For 15 years, the University of Nebraska Medical Center and Nebraska Medicine prepared for this moment.
They trained their physicians, nurses and staff to wear personal protective equipment — the heavy hazmat-style layers that protect against dangerous pathogens — perfected medical procedures under the weight of those layers and ran drills on providing care in areas of deadly contamination.
In the wake of 9/11, as the country scrambled to respond to a new, devastating threat, hospitals, universities and state governments were called on to prepare. For what was unclear. The veiled, recondite threat of terrorism meant unknown dangers, including the possibility of biological warfare, thrown into sharp relief by the series of anthrax attacks that followed the World Trade Center’s fall.
Few responded to the call with the diligence of UNMC and Nebraska Medicine. Immediately, their leadership began drawing up plans for a biocontainment unit: a 10-bed facility, the largest of its kind at the time, fitted with negative air flow, a pressurized entrance and decontamination autoclaves, which would provide a safe environment to deal with the world’s worst pathogens.
“We took it seriously,” said Ken Bayles, Ph.D., executive director of basic science research for UNMC’s Global Center for Health Security. “Not only did we stand it up and invest in and build this structure, but we prepared year after year.”

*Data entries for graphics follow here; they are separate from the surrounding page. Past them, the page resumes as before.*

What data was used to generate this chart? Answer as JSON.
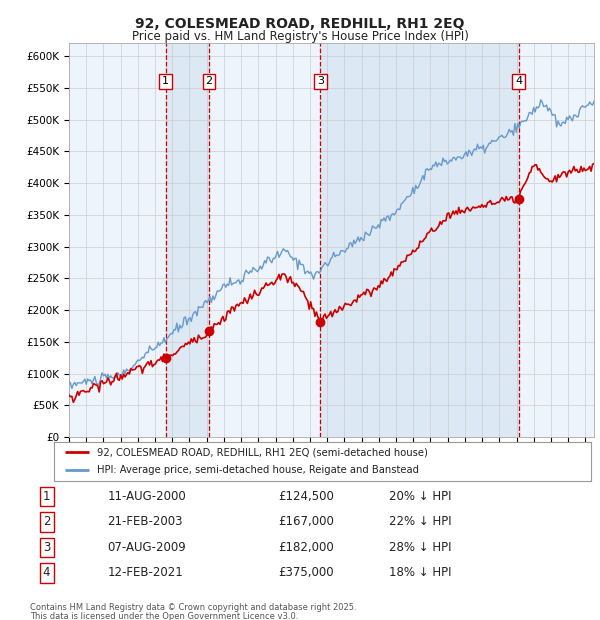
{
  "title": "92, COLESMEAD ROAD, REDHILL, RH1 2EQ",
  "subtitle": "Price paid vs. HM Land Registry's House Price Index (HPI)",
  "ylabel_ticks": [
    "£0",
    "£50K",
    "£100K",
    "£150K",
    "£200K",
    "£250K",
    "£300K",
    "£350K",
    "£400K",
    "£450K",
    "£500K",
    "£550K",
    "£600K"
  ],
  "ytick_values": [
    0,
    50000,
    100000,
    150000,
    200000,
    250000,
    300000,
    350000,
    400000,
    450000,
    500000,
    550000,
    600000
  ],
  "xlim_start": 1995.0,
  "xlim_end": 2025.5,
  "ylim_min": 0,
  "ylim_max": 620000,
  "sales": [
    {
      "num": 1,
      "date_label": "11-AUG-2000",
      "x": 2000.61,
      "price": 124500,
      "pct": "20%"
    },
    {
      "num": 2,
      "date_label": "21-FEB-2003",
      "x": 2003.13,
      "price": 167000,
      "pct": "22%"
    },
    {
      "num": 3,
      "date_label": "07-AUG-2009",
      "x": 2009.6,
      "price": 182000,
      "pct": "28%"
    },
    {
      "num": 4,
      "date_label": "12-FEB-2021",
      "x": 2021.12,
      "price": 375000,
      "pct": "18%"
    }
  ],
  "vline_color": "#cc0000",
  "vline_shade_color": "#dce9f5",
  "hpi_color": "#6699cc",
  "price_color": "#cc0000",
  "legend_label_price": "92, COLESMEAD ROAD, REDHILL, RH1 2EQ (semi-detached house)",
  "legend_label_hpi": "HPI: Average price, semi-detached house, Reigate and Banstead",
  "footer1": "Contains HM Land Registry data © Crown copyright and database right 2025.",
  "footer2": "This data is licensed under the Open Government Licence v3.0.",
  "background_color": "#ffffff",
  "grid_color": "#cccccc",
  "plot_bg_color": "#eef4fb"
}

The Nebraska Biocontainment Unit officially opened in 2005. Then it sat empty, as the world waited and attention drifted to other things. But it was never unused. UNMC and Nebraska Medicine continued to prepare — training staff, running drills, learning and getting better.
Then, in 2014, Ebola hit West Africa, and U.S. physicians and a journalist who had been exposed to the deadly virus were flown to the place best equipped to treat them. The “hospital in Omaha” — still without name recognition in the national press — rocketed into the global spotlight.

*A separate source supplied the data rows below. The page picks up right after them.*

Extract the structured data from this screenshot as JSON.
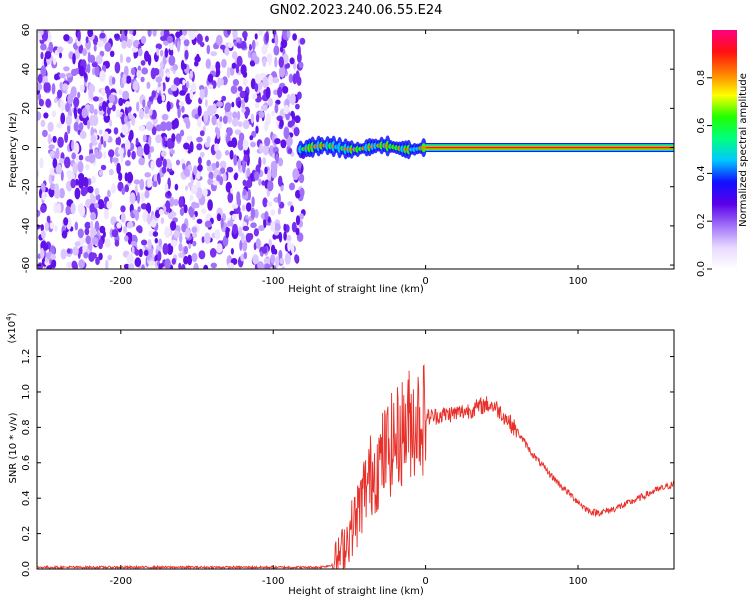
{
  "title": "GN02.2023.240.06.55.E24",
  "colors": {
    "snr_line": "#e8302a",
    "axis": "#000000",
    "colormap": [
      "#ffffff",
      "#e8d8ff",
      "#a070f8",
      "#5a00e8",
      "#1010ff",
      "#00c8ff",
      "#00ff80",
      "#20ff00",
      "#ffff00",
      "#ff8000",
      "#ff1010",
      "#ff0080"
    ]
  },
  "chart_data": [
    {
      "type": "heatmap",
      "xlabel": "Height of straight line (km)",
      "ylabel": "Frequency (Hz)",
      "xlim": [
        -255,
        163
      ],
      "ylim": [
        -62,
        60
      ],
      "xticks": [
        -200,
        -100,
        0,
        100
      ],
      "xtick_labels": [
        "-200",
        "-100",
        "0",
        "100"
      ],
      "yticks": [
        -60,
        -40,
        -20,
        0,
        20,
        40,
        60
      ],
      "ytick_labels": [
        "-60",
        "-40",
        "-20",
        "0",
        "20",
        "40",
        "60"
      ],
      "noise_region_x": [
        -255,
        -80
      ],
      "signal_start_x": -82,
      "carrier_frequency_hz": 0,
      "colorbar": {
        "label": "Normalized spectral amplitude",
        "range": [
          0,
          1
        ],
        "ticks": [
          0.0,
          0.2,
          0.4,
          0.6,
          0.8
        ],
        "tick_labels": [
          "0.0",
          "0.2",
          "0.4",
          "0.6",
          "0.8"
        ]
      }
    },
    {
      "type": "line",
      "xlabel": "Height of straight line (km)",
      "ylabel": "SNR (10 * v/v)",
      "y_scale_note": "(x10",
      "y_scale_exponent": "4",
      "xlim": [
        -255,
        163
      ],
      "ylim": [
        0,
        1.35
      ],
      "xticks": [
        -200,
        -100,
        0,
        100
      ],
      "xtick_labels": [
        "-200",
        "-100",
        "0",
        "100"
      ],
      "yticks": [
        0.0,
        0.2,
        0.4,
        0.6,
        0.8,
        1.0,
        1.2
      ],
      "ytick_labels": [
        "0.0",
        "0.2",
        "0.4",
        "0.6",
        "0.8",
        "1.0",
        "1.2"
      ],
      "series": [
        {
          "x": [
            -255,
            -200,
            -150,
            -100,
            -70,
            -62,
            -58,
            -55,
            -50,
            -45,
            -40,
            -35,
            -30,
            -25,
            -20,
            -15,
            -10,
            -5,
            0,
            5,
            10,
            20,
            30,
            40,
            45,
            50,
            60,
            70,
            80,
            90,
            95,
            100,
            105,
            110,
            115,
            120,
            130,
            140,
            150,
            163
          ],
          "y": [
            0.01,
            0.01,
            0.01,
            0.01,
            0.01,
            0.02,
            0.05,
            0.1,
            0.2,
            0.3,
            0.45,
            0.55,
            0.6,
            0.68,
            0.72,
            0.78,
            0.83,
            0.85,
            0.86,
            0.86,
            0.87,
            0.88,
            0.9,
            0.93,
            0.92,
            0.88,
            0.78,
            0.65,
            0.55,
            0.46,
            0.42,
            0.38,
            0.34,
            0.32,
            0.32,
            0.33,
            0.36,
            0.4,
            0.44,
            0.48
          ]
        }
      ]
    }
  ]
}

“Not only were we ready,” said Bayles, “we took on patients, and we did a good job. Then afterwards, we became a leader. We rose to the top pretty clearly. And I think the federal government really took notice of that.”
Two patients were treated and discharged; one, whose disease was advanced by the time he arrived, didn’t make it home. It was a defining experience for the team. It gave them practical knowledge that advanced their understanding of pathogens and how to treat and contain them. It also led to further federal partnerships and the establishment of the National Ebola Training and Education Center (NETEC), which trains health care and public health professionals nationwide to prepare for catastrophic diseases.
It made them even better.
“One thing we learned from taking care of the Ebola patients,” said Cheryl Rand, clinical operations lead of the Nebraska Biocontainment Unit, “is no one got sick. The disease didn’t spread anywhere from here. So we knew we could do that again.”

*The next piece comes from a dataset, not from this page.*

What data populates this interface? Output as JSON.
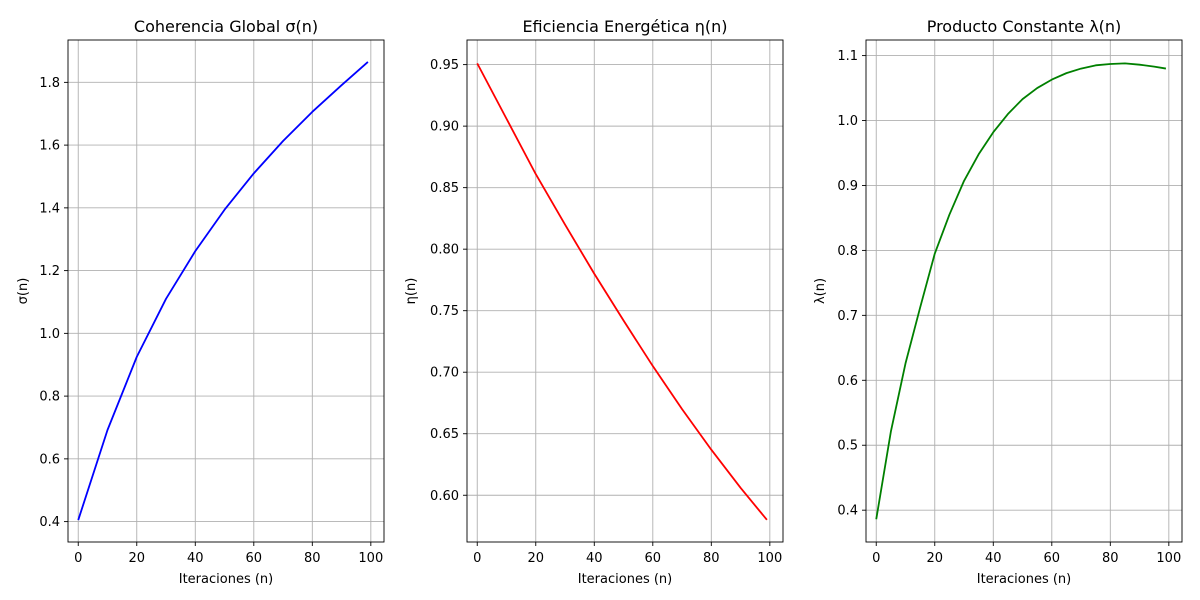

They continued to prepare. NETEC grew; it has now reached more than 120 hospitals nationwide, and NETEC staff has trained more than 8,000 health care and public health professionals on deadly pathogen preparedness.
“I would say the majority of hospitals in the country in one way or another has benefited from NETEC training,” said James Lawler, M.D., executive director of international programs and innovation at the global center.
Few could have predicted how necessary that training would prove to be — the devastating scale of what was to come. In the months since COVID-19 began spreading throughout the world, it has ravaged communities, touched nearly every country in the world and caused massive shutdowns to curb its spread that have created Great Depression-like economic pain.
But UNMC and Nebraska Medicine’s preparedness and expertise have helped not just Nebraska or even just the U.S. but the whole world battle the pandemic. They treated some of the U.S.’s first COVID-19 patients. They conducted some of the earliest virus tests and clinical treatment trials. Their leadership ran models of the virus’s spread and was critical in informing state and federal policy.
Fifteen years of gathering expertise, running drills over and over and preparing for every scenario put UNMC and Nebraska Medicine in a position to make a substantial difference in one of the world’s most deadly and dramatic crises. They were front and center in the global fight — right here in Nebraska.